One could rationalize the contrasting combinations of materials in Hiorns’s works didactically: the airplane engines perhaps represent modern technology and the human conquest over nature by flight, while his use of brain matter in other works could suggest the elusive location of thoughts and emotions. But this, in my opinion, does not do the works justice. Taken at face value, the works show the mysterious and living side of objects. They refer to passing moments, like ancient traces of humanity that slowly disappear due to the everlasting powers of nature and time. They open up a world of introspective wondering about transformations so slow but determined and unstoppable, like a glacier moving through a landscape, with its movement defining something as grand as the Earth itself.

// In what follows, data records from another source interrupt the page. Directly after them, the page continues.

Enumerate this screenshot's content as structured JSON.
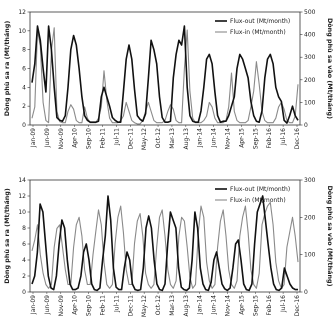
{
  "chart_data": [
    {
      "type": "line",
      "ylabel_left": "Dòng phù sa ra (Mt/tháng)",
      "ylabel_right": "Dòng phù sa vào (Mt/tháng)",
      "y_left_ticks": [
        "0",
        "2",
        "4",
        "6",
        "8",
        "10",
        "12"
      ],
      "y_right_ticks": [
        "0",
        "100",
        "200",
        "300",
        "400",
        "500"
      ],
      "ylim_left": [
        0,
        12
      ],
      "ylim_right": [
        0,
        500
      ],
      "x_ticks": [
        "Jan-09",
        "Jun-09",
        "Nov-09",
        "Apr-10",
        "Sep-10",
        "Feb-11",
        "Jul-11",
        "Dec-11",
        "May-12",
        "Oct-12",
        "Mar-13",
        "Aug-13",
        "Jan-14",
        "Jun-14",
        "Nov-14",
        "Apr-15",
        "Sep-15",
        "Feb-16",
        "Jul-16",
        "Dec-16"
      ],
      "grid": false,
      "legend_position": "top-right",
      "series": [
        {
          "name": "Flux-out (Mt/month)",
          "axis": "left",
          "color": "#111111",
          "values": [
            4.5,
            6.5,
            10.5,
            9,
            6,
            3.5,
            10.5,
            8,
            4,
            0.8,
            0.5,
            0.4,
            1,
            4,
            8,
            9.5,
            8.5,
            6,
            3,
            1,
            0.5,
            0.3,
            0.3,
            0.3,
            0.4,
            3,
            4,
            3,
            2,
            0.8,
            0.5,
            0.3,
            0.3,
            3.5,
            7,
            8.5,
            7,
            3.8,
            1,
            0.6,
            0.4,
            1.2,
            5,
            9,
            8,
            6.5,
            3,
            0.8,
            0.3,
            0.3,
            0.4,
            5,
            7.5,
            9,
            8.5,
            10.5,
            4,
            1,
            0.4,
            0.3,
            0.3,
            1.5,
            4,
            7,
            7.5,
            6.5,
            3.5,
            1,
            0.3,
            0.4,
            0.4,
            1,
            2,
            3,
            6,
            7.5,
            7,
            6,
            5,
            2.5,
            1,
            0.4,
            0.3,
            1.5,
            5,
            7,
            7.5,
            6.5,
            4,
            3,
            2.5,
            0.5,
            0.2,
            1,
            2,
            1,
            0.5
          ]
        },
        {
          "name": "Flux-in (Mt/month)",
          "axis": "right",
          "color": "#8a8a8a",
          "values": [
            30,
            80,
            420,
            350,
            100,
            20,
            10,
            330,
            430,
            60,
            15,
            10,
            10,
            60,
            90,
            70,
            20,
            10,
            10,
            80,
            30,
            10,
            10,
            10,
            30,
            80,
            240,
            110,
            30,
            10,
            10,
            10,
            20,
            40,
            100,
            60,
            20,
            10,
            5,
            5,
            20,
            60,
            100,
            60,
            20,
            10,
            10,
            10,
            20,
            60,
            90,
            70,
            20,
            10,
            10,
            250,
            420,
            150,
            30,
            10,
            10,
            10,
            20,
            40,
            100,
            80,
            30,
            10,
            10,
            10,
            20,
            80,
            230,
            60,
            20,
            10,
            10,
            10,
            20,
            80,
            150,
            280,
            180,
            60,
            20,
            10,
            10,
            10,
            30,
            80,
            100,
            70,
            20,
            10,
            10,
            40,
            180
          ]
        }
      ]
    },
    {
      "type": "line",
      "ylabel_left": "Dòng phù sa ra (Mt/tháng)",
      "ylabel_right": "Dòng phù sa vào (Mt/tháng)",
      "y_left_ticks": [
        "0",
        "2",
        "4",
        "6",
        "8",
        "10",
        "12",
        "14"
      ],
      "y_right_ticks": [
        "0",
        "100",
        "200",
        "300"
      ],
      "ylim_left": [
        0,
        14
      ],
      "ylim_right": [
        0,
        300
      ],
      "x_ticks": [
        "Jan-09",
        "Jun-09",
        "Nov-09",
        "Apr-10",
        "Sep-10",
        "Feb-11",
        "Jul-11",
        "Dec-11",
        "May-12",
        "Oct-12",
        "Mar-13",
        "Aug-13",
        "Jan-14",
        "Jun-14",
        "Nov-14",
        "Apr-15",
        "Sep-15",
        "Feb-16",
        "Jul-16",
        "Dec-16"
      ],
      "grid": false,
      "legend_position": "top-right",
      "series": [
        {
          "name": "Flux-out (Mt/month)",
          "axis": "left",
          "color": "#111111",
          "values": [
            1,
            2,
            5,
            11,
            10,
            6,
            2,
            0.5,
            0.3,
            2,
            6,
            9,
            8,
            4,
            1,
            0.3,
            0.3,
            0.5,
            2,
            5,
            6,
            4,
            1,
            0.3,
            0.2,
            0.5,
            4,
            7,
            12,
            9,
            3,
            0.6,
            0.3,
            0.3,
            3,
            5,
            4,
            1,
            0.3,
            0.2,
            0.3,
            3,
            8,
            9.5,
            8,
            4,
            1,
            0.3,
            0.2,
            1,
            6,
            10,
            9,
            8,
            3,
            0.6,
            0.3,
            0.2,
            0.5,
            4,
            10,
            8,
            3,
            1,
            0.3,
            0.2,
            1.2,
            4,
            5,
            3,
            1,
            0.4,
            0.2,
            0.5,
            3,
            6,
            6.5,
            4,
            1,
            0.3,
            0.2,
            1,
            6,
            10,
            11,
            12,
            9,
            6,
            3,
            1,
            0.3,
            0.2,
            0.5,
            3,
            2,
            1,
            0.5,
            0.3,
            0.3
          ]
        },
        {
          "name": "Flux-in (Mt/month)",
          "axis": "right",
          "color": "#8a8a8a",
          "values": [
            110,
            140,
            180,
            100,
            50,
            20,
            10,
            20,
            120,
            170,
            180,
            120,
            60,
            20,
            20,
            120,
            180,
            200,
            150,
            60,
            20,
            20,
            100,
            160,
            220,
            180,
            80,
            20,
            10,
            20,
            130,
            200,
            230,
            160,
            60,
            20,
            20,
            130,
            190,
            210,
            150,
            50,
            20,
            10,
            20,
            120,
            200,
            220,
            150,
            60,
            20,
            10,
            30,
            150,
            200,
            190,
            120,
            40,
            10,
            20,
            160,
            230,
            200,
            80,
            30,
            10,
            20,
            120,
            190,
            220,
            150,
            60,
            20,
            10,
            30,
            150,
            200,
            230,
            160,
            60,
            20,
            10,
            50,
            180,
            210,
            230,
            240,
            180,
            80,
            30,
            10,
            20,
            120,
            160,
            200,
            150,
            80
          ]
        }
      ]
    }
  ]
}
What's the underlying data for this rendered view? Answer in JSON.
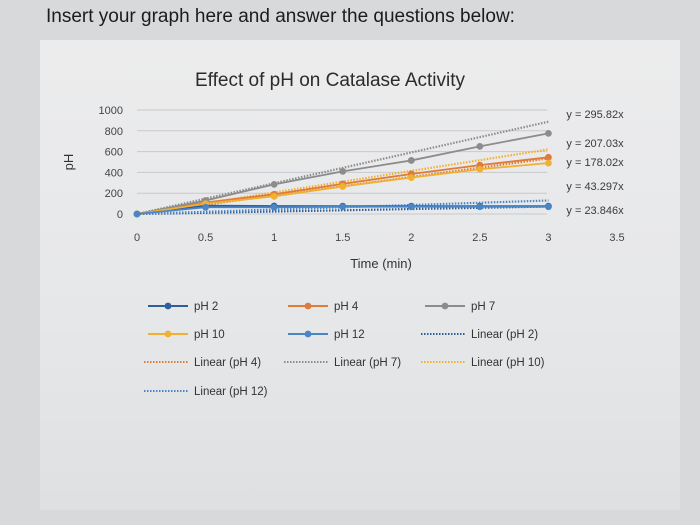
{
  "instruction": "Insert your graph here and answer the questions below:",
  "chart_data": {
    "type": "line",
    "title": "Effect of pH on Catalase Activity",
    "xlabel": "Time (min)",
    "ylabel": "pH",
    "xlim": [
      0,
      3.5
    ],
    "ylim": [
      0,
      1000
    ],
    "x_ticks": [
      "0",
      "0.5",
      "1",
      "1.5",
      "2",
      "2.5",
      "3",
      "3.5"
    ],
    "y_ticks": [
      "0",
      "200",
      "400",
      "600",
      "800",
      "1000"
    ],
    "grid": "horizontal",
    "legend_position": "bottom",
    "x": [
      0,
      0.5,
      1,
      1.5,
      2,
      2.5,
      3
    ],
    "series": [
      {
        "name": "pH 2",
        "color": "#2e5f9b",
        "values": [
          0,
          80,
          77,
          76,
          75,
          75,
          75
        ]
      },
      {
        "name": "pH 4",
        "color": "#e07b39",
        "values": [
          0,
          110,
          190,
          290,
          385,
          470,
          545
        ]
      },
      {
        "name": "pH 7",
        "color": "#8c8c8c",
        "values": [
          0,
          130,
          285,
          410,
          515,
          650,
          775
        ]
      },
      {
        "name": "pH 10",
        "color": "#f0b030",
        "values": [
          0,
          100,
          170,
          265,
          350,
          430,
          490
        ]
      },
      {
        "name": "pH 12",
        "color": "#4a86c6",
        "values": [
          0,
          65,
          65,
          70,
          70,
          70,
          70
        ]
      }
    ],
    "trendlines": [
      {
        "name": "Linear (pH 2)",
        "color": "#2e5f9b",
        "slope": 23.846,
        "equation": "y = 23.846x"
      },
      {
        "name": "Linear (pH 4)",
        "color": "#e07b39",
        "slope": 178.02,
        "equation": "y = 178.02x"
      },
      {
        "name": "Linear (pH 7)",
        "color": "#8c8c8c",
        "slope": 295.82,
        "equation": "y = 295.82x"
      },
      {
        "name": "Linear (pH 10)",
        "color": "#f0b030",
        "slope": 207.03,
        "equation": "y = 207.03x"
      },
      {
        "name": "Linear (pH 12)",
        "color": "#4a86c6",
        "slope": 43.297,
        "equation": "y = 43.297x"
      }
    ],
    "equation_labels": [
      "y = 295.82x",
      "y = 207.03x",
      "y = 178.02x",
      "y = 43.297x",
      "y = 23.846x"
    ]
  }
}
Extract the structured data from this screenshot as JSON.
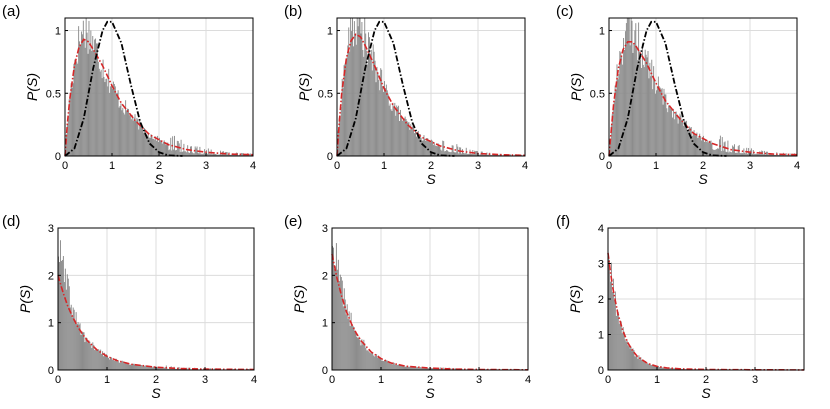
{
  "chart_data": [
    {
      "type": "histogram",
      "panel_label": "(a)",
      "xlabel": "S",
      "ylabel": "P(S)",
      "xlim": [
        0,
        4
      ],
      "ylim": [
        0,
        1.1
      ],
      "xticks": [
        0,
        1,
        2,
        3,
        4
      ],
      "yticks": [
        0,
        0.5,
        1
      ],
      "ytick_labels": [
        "0",
        "0.5",
        "1"
      ],
      "grid": true,
      "histogram": {
        "color": "#8c8c8c",
        "bin_width": 0.02,
        "peak_at": 0.45,
        "peak_value": 1.03,
        "shape": "gamma-like with long tail"
      },
      "series": [
        {
          "style": "dash-dot",
          "color": "#d62728",
          "curve": "fitted",
          "values": [
            [
              0,
              0
            ],
            [
              0.05,
              0.25
            ],
            [
              0.1,
              0.45
            ],
            [
              0.2,
              0.72
            ],
            [
              0.3,
              0.87
            ],
            [
              0.4,
              0.93
            ],
            [
              0.5,
              0.91
            ],
            [
              0.6,
              0.85
            ],
            [
              0.8,
              0.72
            ],
            [
              1.0,
              0.56
            ],
            [
              1.2,
              0.42
            ],
            [
              1.5,
              0.28
            ],
            [
              1.8,
              0.17
            ],
            [
              2.2,
              0.09
            ],
            [
              2.6,
              0.05
            ],
            [
              3.0,
              0.03
            ],
            [
              3.5,
              0.015
            ],
            [
              4.0,
              0.01
            ]
          ]
        },
        {
          "style": "dash-dot",
          "color": "#000000",
          "curve": "wigner",
          "values": [
            [
              0,
              0
            ],
            [
              0.2,
              0.06
            ],
            [
              0.4,
              0.3
            ],
            [
              0.6,
              0.7
            ],
            [
              0.8,
              1.0
            ],
            [
              0.9,
              1.07
            ],
            [
              1.0,
              1.07
            ],
            [
              1.2,
              0.9
            ],
            [
              1.4,
              0.57
            ],
            [
              1.6,
              0.27
            ],
            [
              1.8,
              0.1
            ],
            [
              2.0,
              0.03
            ],
            [
              2.2,
              0.005
            ],
            [
              2.5,
              0
            ]
          ]
        }
      ]
    },
    {
      "type": "histogram",
      "panel_label": "(b)",
      "xlabel": "S",
      "ylabel": "P(S)",
      "xlim": [
        0,
        4
      ],
      "ylim": [
        0,
        1.1
      ],
      "xticks": [
        0,
        1,
        2,
        3,
        4
      ],
      "yticks": [
        0,
        0.5,
        1
      ],
      "ytick_labels": [
        "0",
        "0.5",
        "1"
      ],
      "grid": true,
      "histogram": {
        "color": "#8c8c8c",
        "bin_width": 0.02,
        "peak_at": 0.42,
        "peak_value": 1.07,
        "shape": "gamma-like with long tail"
      },
      "series": [
        {
          "style": "dash-dot",
          "color": "#d62728",
          "curve": "fitted",
          "values": [
            [
              0,
              0
            ],
            [
              0.05,
              0.28
            ],
            [
              0.1,
              0.5
            ],
            [
              0.2,
              0.78
            ],
            [
              0.3,
              0.92
            ],
            [
              0.4,
              0.97
            ],
            [
              0.5,
              0.95
            ],
            [
              0.6,
              0.88
            ],
            [
              0.8,
              0.72
            ],
            [
              1.0,
              0.54
            ],
            [
              1.2,
              0.4
            ],
            [
              1.5,
              0.25
            ],
            [
              1.8,
              0.15
            ],
            [
              2.2,
              0.08
            ],
            [
              2.6,
              0.04
            ],
            [
              3.0,
              0.02
            ],
            [
              3.5,
              0.01
            ],
            [
              4.0,
              0.005
            ]
          ]
        },
        {
          "style": "dash-dot",
          "color": "#000000",
          "curve": "wigner",
          "values": [
            [
              0,
              0
            ],
            [
              0.2,
              0.06
            ],
            [
              0.4,
              0.3
            ],
            [
              0.6,
              0.7
            ],
            [
              0.8,
              1.0
            ],
            [
              0.9,
              1.07
            ],
            [
              1.0,
              1.07
            ],
            [
              1.2,
              0.9
            ],
            [
              1.4,
              0.57
            ],
            [
              1.6,
              0.27
            ],
            [
              1.8,
              0.1
            ],
            [
              2.0,
              0.03
            ],
            [
              2.2,
              0.005
            ],
            [
              2.5,
              0
            ]
          ]
        }
      ]
    },
    {
      "type": "histogram",
      "panel_label": "(c)",
      "xlabel": "S",
      "ylabel": "P(S)",
      "xlim": [
        0,
        4
      ],
      "ylim": [
        0,
        1.1
      ],
      "xticks": [
        0,
        1,
        2,
        3,
        4
      ],
      "yticks": [
        0,
        0.5,
        1
      ],
      "ytick_labels": [
        "0",
        "0.5",
        "1"
      ],
      "grid": true,
      "histogram": {
        "color": "#8c8c8c",
        "bin_width": 0.02,
        "peak_at": 0.48,
        "peak_value": 1.02,
        "shape": "gamma-like with long tail"
      },
      "series": [
        {
          "style": "dash-dot",
          "color": "#d62728",
          "curve": "fitted",
          "values": [
            [
              0,
              0
            ],
            [
              0.05,
              0.22
            ],
            [
              0.1,
              0.42
            ],
            [
              0.2,
              0.7
            ],
            [
              0.3,
              0.85
            ],
            [
              0.4,
              0.91
            ],
            [
              0.5,
              0.91
            ],
            [
              0.6,
              0.86
            ],
            [
              0.8,
              0.74
            ],
            [
              1.0,
              0.58
            ],
            [
              1.2,
              0.44
            ],
            [
              1.5,
              0.3
            ],
            [
              1.8,
              0.18
            ],
            [
              2.2,
              0.1
            ],
            [
              2.6,
              0.05
            ],
            [
              3.0,
              0.03
            ],
            [
              3.5,
              0.015
            ],
            [
              4.0,
              0.01
            ]
          ]
        },
        {
          "style": "dash-dot",
          "color": "#000000",
          "curve": "wigner",
          "values": [
            [
              0,
              0
            ],
            [
              0.2,
              0.06
            ],
            [
              0.4,
              0.3
            ],
            [
              0.6,
              0.7
            ],
            [
              0.8,
              1.0
            ],
            [
              0.9,
              1.07
            ],
            [
              1.0,
              1.07
            ],
            [
              1.2,
              0.9
            ],
            [
              1.4,
              0.57
            ],
            [
              1.6,
              0.27
            ],
            [
              1.8,
              0.1
            ],
            [
              2.0,
              0.03
            ],
            [
              2.2,
              0.005
            ],
            [
              2.5,
              0
            ]
          ]
        }
      ]
    },
    {
      "type": "histogram",
      "panel_label": "(d)",
      "xlabel": "S",
      "ylabel": "P(S)",
      "xlim": [
        0,
        4
      ],
      "ylim": [
        0,
        3
      ],
      "xticks": [
        0,
        1,
        2,
        3,
        4
      ],
      "yticks": [
        0,
        1,
        2,
        3
      ],
      "ytick_labels": [
        "0",
        "1",
        "2",
        "3"
      ],
      "grid": true,
      "histogram": {
        "color": "#8c8c8c",
        "bin_width": 0.02,
        "peak_at": 0.02,
        "peak_value": 2.7,
        "shape": "exponential decay"
      },
      "series": [
        {
          "style": "dash-dot",
          "color": "#d62728",
          "curve": "fitted",
          "values": [
            [
              0,
              2.0
            ],
            [
              0.1,
              1.65
            ],
            [
              0.2,
              1.35
            ],
            [
              0.3,
              1.12
            ],
            [
              0.4,
              0.92
            ],
            [
              0.5,
              0.76
            ],
            [
              0.6,
              0.62
            ],
            [
              0.8,
              0.42
            ],
            [
              1.0,
              0.29
            ],
            [
              1.2,
              0.2
            ],
            [
              1.5,
              0.12
            ],
            [
              2.0,
              0.06
            ],
            [
              2.5,
              0.03
            ],
            [
              3.0,
              0.02
            ],
            [
              4.0,
              0.01
            ]
          ]
        }
      ]
    },
    {
      "type": "histogram",
      "panel_label": "(e)",
      "xlabel": "S",
      "ylabel": "P(S)",
      "xlim": [
        0,
        4
      ],
      "ylim": [
        0,
        3
      ],
      "xticks": [
        0,
        1,
        2,
        3,
        4
      ],
      "yticks": [
        0,
        1,
        2,
        3
      ],
      "ytick_labels": [
        "0",
        "1",
        "2",
        "3"
      ],
      "grid": true,
      "histogram": {
        "color": "#8c8c8c",
        "bin_width": 0.02,
        "peak_at": 0.02,
        "peak_value": 2.85,
        "shape": "exponential decay"
      },
      "series": [
        {
          "style": "dash-dot",
          "color": "#d62728",
          "curve": "fitted",
          "values": [
            [
              0,
              2.45
            ],
            [
              0.1,
              1.95
            ],
            [
              0.2,
              1.55
            ],
            [
              0.3,
              1.22
            ],
            [
              0.4,
              0.97
            ],
            [
              0.5,
              0.77
            ],
            [
              0.6,
              0.61
            ],
            [
              0.8,
              0.38
            ],
            [
              1.0,
              0.24
            ],
            [
              1.2,
              0.15
            ],
            [
              1.5,
              0.08
            ],
            [
              2.0,
              0.04
            ],
            [
              2.5,
              0.02
            ],
            [
              3.0,
              0.01
            ],
            [
              4.0,
              0.005
            ]
          ]
        }
      ]
    },
    {
      "type": "histogram",
      "panel_label": "(f)",
      "xlabel": "S",
      "ylabel": "P(S)",
      "xlim": [
        0,
        4
      ],
      "ylim": [
        0,
        4
      ],
      "xticks": [
        0,
        1,
        2,
        3
      ],
      "yticks": [
        0,
        1,
        2,
        3,
        4
      ],
      "ytick_labels": [
        "0",
        "1",
        "2",
        "3",
        "4"
      ],
      "grid": true,
      "histogram": {
        "color": "#8c8c8c",
        "bin_width": 0.02,
        "peak_at": 0.02,
        "peak_value": 3.3,
        "shape": "exponential decay"
      },
      "series": [
        {
          "style": "dash-dot",
          "color": "#d62728",
          "curve": "fitted",
          "values": [
            [
              0,
              3.3
            ],
            [
              0.05,
              2.75
            ],
            [
              0.1,
              2.3
            ],
            [
              0.2,
              1.6
            ],
            [
              0.3,
              1.12
            ],
            [
              0.4,
              0.78
            ],
            [
              0.5,
              0.55
            ],
            [
              0.6,
              0.38
            ],
            [
              0.8,
              0.19
            ],
            [
              1.0,
              0.1
            ],
            [
              1.2,
              0.06
            ],
            [
              1.5,
              0.03
            ],
            [
              2.0,
              0.015
            ],
            [
              3.0,
              0.005
            ],
            [
              4.0,
              0.002
            ]
          ]
        }
      ]
    }
  ]
}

By overlaying objects with natural processes, Hiorns manages to isolate them, withdrawing himself from the process of creation and bringing the aesthetic qualities of the materials to the fore. Hiorns’s objects seem to live by themselves and to take no account of their surroundings, yet somehow this isolation of the unbounded makes them even more present to the viewer.
In the monumental exhibition space on the first floor of De Hallen, several found objects, such as a park bench, an engine, and a dissecting table have been sparely installed. From time to time, a young man – naked – sits on top of them and looks at a small fire until the fire dies out. Notwithstanding the everyday nature of the objects on which this is taking place, the presence of fire binds them to the idea of ritual. Where in other works the subject, whether it is the maker or the viewer, has been removed from the object, these works imply a new kind of secular ritual that aims to reconnect the human body to the surroundings from which it has become so alienated.